The use of U.S. drones has always been under the spotlight of criticism for allegedly targeting civilians. However, this is the only time that the government, through president Barack Obama, has taken full responsibility.
“I take full responsibility” for inadvertently taking the lives of Warren and Giovani – Obama
“This morning, I want to express our grief and condolences to the families of two hostages. One American, Dr. Warren Weinstein, and an Italian, Giovanni Lo Porto, who were tragically killed in a U.S. counterterrorism operation,” Mr Obama said in his speech.
“As President and as Commander-in-Chief, I take full responsibility for all our counterterrorism operations, including the one that inadvertently took the lives of Warren and Giovanni. I profoundly regret what happened. On behalf of the United States government, I offer our deepest apologies to the families.”
Mr Obama said that the initial assessments indicated that the operation was fully consistent with the guidelines of how the government conducts its counterterrorism operations. He said that the area where Weinstein and Lo Porto were accidentally killed has been the government’s focus for four years because it is the home of al Qaeda leadership. The president explained that all intelligence made before the attack revealed that no civilians were present in the area.
“What we did not know, tragically, is that al Qaeda was hiding the presence of Warren and Giovanni in this same compound.”

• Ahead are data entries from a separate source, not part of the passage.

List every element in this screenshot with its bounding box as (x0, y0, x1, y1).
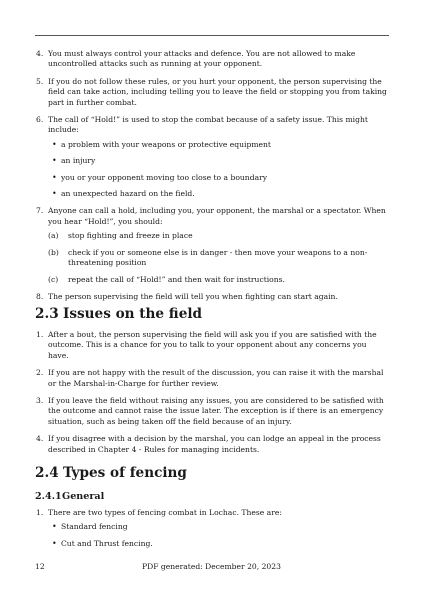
item-number: 3. (36, 396, 44, 406)
list-item (36, 115, 388, 199)
alpha-label: (a) (48, 231, 59, 241)
bullet-list (48, 522, 388, 549)
subsection-number: 2.4.1 (35, 491, 62, 502)
item-text: There are two types of fencing combat in Lochac. These are: (48, 508, 282, 517)
bullet-item: • an injury (61, 156, 388, 166)
item-number: 4. (36, 434, 44, 444)
item-number: 2. (36, 368, 44, 378)
list-item (36, 330, 388, 361)
section-title: Types of fencing (63, 465, 187, 481)
alpha-label: (b) (48, 247, 59, 257)
list-item (36, 291, 388, 302)
list-item (36, 434, 388, 455)
item-text: If you do not follow these rules, or you hurt your opponent, the person supervising the field can take action, including telling you to leave the field or stopping you from taking part in further combat. (48, 76, 387, 107)
list-b (36, 330, 388, 462)
item-number: 6. (36, 115, 44, 125)
list-item (36, 396, 388, 427)
list-item (36, 206, 388, 284)
item-text: Anyone can call a hold, including you, your opponent, the marshal or a spectator. When you hear “Hold!”, you should: (48, 206, 386, 226)
list-item (36, 508, 388, 549)
list-a (36, 49, 388, 309)
alpha-item (48, 247, 388, 269)
item-text: After a bout, the person supervising the field will ask you if you are satisfied with the outcome. This is a chance for you to talk to your opponent about any concerns you have. (48, 330, 377, 360)
item-text: The person supervising the field will tell you when fighting can start again. (48, 291, 338, 301)
alpha-text: check if you or someone else is in danger - then move your weapons to a non-threatening position (68, 247, 368, 268)
item-number: 8. (36, 291, 44, 301)
bullet-item: • a problem with your weapons or protective equipment (61, 140, 388, 150)
subsection-heading-2-4-1 (35, 491, 104, 502)
section-number: 2.4 (35, 465, 59, 481)
section-heading-2-4 (35, 465, 187, 481)
list-item (36, 76, 388, 108)
subsection-title: General (62, 491, 105, 502)
pdf-generated-note: PDF generated: December 20, 2023 (142, 562, 281, 571)
page-number: 12 (35, 562, 45, 571)
item-number: 1. (36, 508, 44, 517)
bullet-item: • an unexpected hazard on the field. (61, 189, 388, 199)
list-item (36, 49, 388, 70)
list-c (36, 508, 388, 556)
list-item (36, 368, 388, 389)
item-number: 4. (36, 49, 44, 58)
section-number: 2.3 (35, 306, 59, 322)
alpha-item (48, 274, 388, 285)
item-number: 7. (36, 206, 44, 216)
bullet-list (48, 140, 388, 200)
section-title: Issues on the field (63, 306, 203, 322)
section-heading-2-3 (35, 306, 202, 322)
item-number: 1. (36, 330, 44, 339)
alpha-list (48, 231, 388, 285)
alpha-text: stop fighting and freeze in place (68, 231, 193, 241)
item-number: 5. (36, 76, 44, 86)
item-text: If you disagree with a decision by the marshal, you can lodge an appeal in the process described in Chapter 4 - Rules for managing incidents. (48, 434, 381, 454)
item-text: You must always control your attacks and defence. You are not allowed to make uncontrolled attacks such as running at your opponent. (48, 49, 356, 69)
bullet-item: • Cut and Thrust fencing. (61, 539, 388, 549)
item-text: If you leave the field without raising any issues, you are considered to be satisfied with the outcome and cannot raise the issue later. The exception is if there is an emergency situation, such as being taken off the field because of an injury. (48, 396, 384, 426)
bullet-item: • Standard fencing (61, 522, 388, 532)
alpha-label: (c) (48, 274, 59, 284)
bullet-item: • you or your opponent moving too close to a boundary (61, 173, 388, 183)
item-text: The call of “Hold!” is used to stop the combat because of a safety issue. This might include: (48, 115, 368, 135)
alpha-text: repeat the call of “Hold!” and then wait for instructions. (68, 274, 285, 284)
alpha-item (48, 231, 388, 241)
item-text: If you are not happy with the result of the discussion, you can raise it with the marshal or the Marshal-in-Charge for further review. (48, 368, 384, 388)
header-rule (35, 35, 389, 36)
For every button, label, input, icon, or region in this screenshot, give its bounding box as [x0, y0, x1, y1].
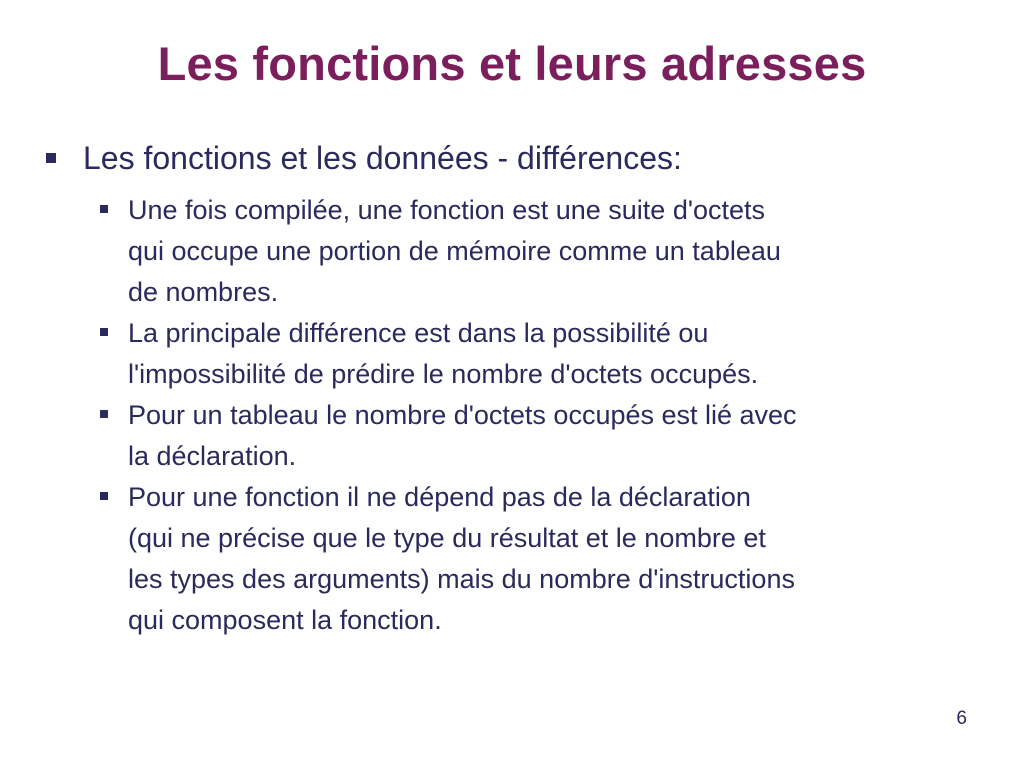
page-number: 6	[956, 708, 967, 729]
sub-bullet-text	[128, 477, 795, 641]
sub-bullet-line: Pour une fonction il ne dépend pas de la déclaration	[128, 482, 751, 512]
square-bullet-icon	[100, 410, 108, 418]
square-bullet-icon	[46, 153, 56, 163]
sub-bullet-line: La principale différence est dans la possibilité ou	[128, 318, 709, 348]
sub-bullet-line: (qui ne précise que le type du résultat et le nombre et	[128, 523, 766, 553]
bullet-level1-text: Les fonctions et les données - différences:	[83, 140, 682, 176]
sub-bullet-line: Pour un tableau le nombre d'octets occupés est lié avec	[128, 400, 797, 430]
sub-bullet-line: l'impossibilité de prédire le nombre d'octets occupés.	[128, 359, 759, 389]
sub-bullet-item	[100, 190, 996, 313]
sub-bullet-line: qui composent la fonction.	[128, 605, 442, 635]
sub-bullet-item	[100, 313, 996, 395]
square-bullet-icon	[100, 328, 108, 336]
bullet-list	[46, 136, 996, 641]
square-bullet-icon	[100, 492, 108, 500]
sub-bullet-text	[128, 395, 797, 477]
sub-bullet-item	[100, 477, 996, 641]
bullet-level1-item	[46, 136, 996, 180]
sub-bullet-list	[100, 190, 996, 641]
sub-bullet-text	[128, 190, 781, 313]
sub-bullet-text	[128, 313, 758, 395]
sub-bullet-line: qui occupe une portion de mémoire comme un tableau	[128, 236, 781, 266]
sub-bullet-line: de nombres.	[128, 277, 279, 307]
sub-bullet-item	[100, 395, 996, 477]
sub-bullet-line: les types des arguments) mais du nombre d'instructions	[128, 564, 795, 594]
sub-bullet-line: la déclaration.	[128, 441, 297, 471]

Mr Obama’s speech was weighed down with emotions
“It is a cruel and bitter truth that in the fog of war generally and our fight against terrorists specifically, mistakes — sometimes deadly mistakes — can occur. But one of the things that sets America apart from many other nations, one of the things that makes us exceptional is our willingness to confront squarely our imperfections and to learn from our mistakes.”
Two humanitarians united by a spirit of service
Warren served with the Peace Corps and the United States Agency for International Development in his devotion to help people across Africa and South Asia. At the time of his abduction, he was serving as a USAID helping Pakistani families escape poverty.
Giovanni, on the other hand, is devoted to humanitarian missions around the world, particularly to the Central African Republic, Haiti and Pakistan.
Two other Americans were also killed in one of the government’s counterterrorism operations, the press secretary said in a separate statement.
“We have concluded that Ahmed Farouq, an American who was an al-Qa’ida leader, was killed in the same operation that resulted in the deaths of Dr. Weinstein and Mr. Lo Porto. We have also concluded that Adam Gadahn, an American who became a prominent member of al-Qa’ida, was killed in January, likely in a separate U.S. Government counterterrorism operation. While both Farouq and Gadahn were al-Qa’ida members, neither was specifically targeted, and we did not have information indicating their presence at the sites of these operations.”
U.S. Drone Debate
On October 2012, a drone strike in Pakistan killed a 68-year-old grandmother, and on July 6 2012, 18 male laborers and a boy were killed in a series of U.S. drone strikes, according to a report from Amnesty International titled “’Will I be Next?’ US Drone Strikes in Pakistan.”
“The circumstances of civilian deaths from drone strikes in northwest Pakistan are disputed. The USA, which refuses to release detailed information about individual strikes, claims that its drone operations are based on reliable intelligence, are extremely accurate, and that the vast majority of people killed in such strikes are members of armed groups such as the Taliban and al-Qa’ida,” the report said.
U.S. drone strikes in Yemen have violated international law, Human Rights Watch said in a separate report. The report titled “Between a Drone and Al-Quaeda: The Civilian Cost of US Targeted Killings in Yemen” reveals that attacks by U.S. in 2009 and the rest from 2012-2013 “killed civilians indiscriminately in clear violation of the laws of war; the others may have targeted people who were not legitimate military objectives or caused disproportionate civilian deaths.”
“The US says it is taking all possible precautions during targeted killings, but it has unlawfully killed civilians and struck questionable military targets in Yemen,” the report said.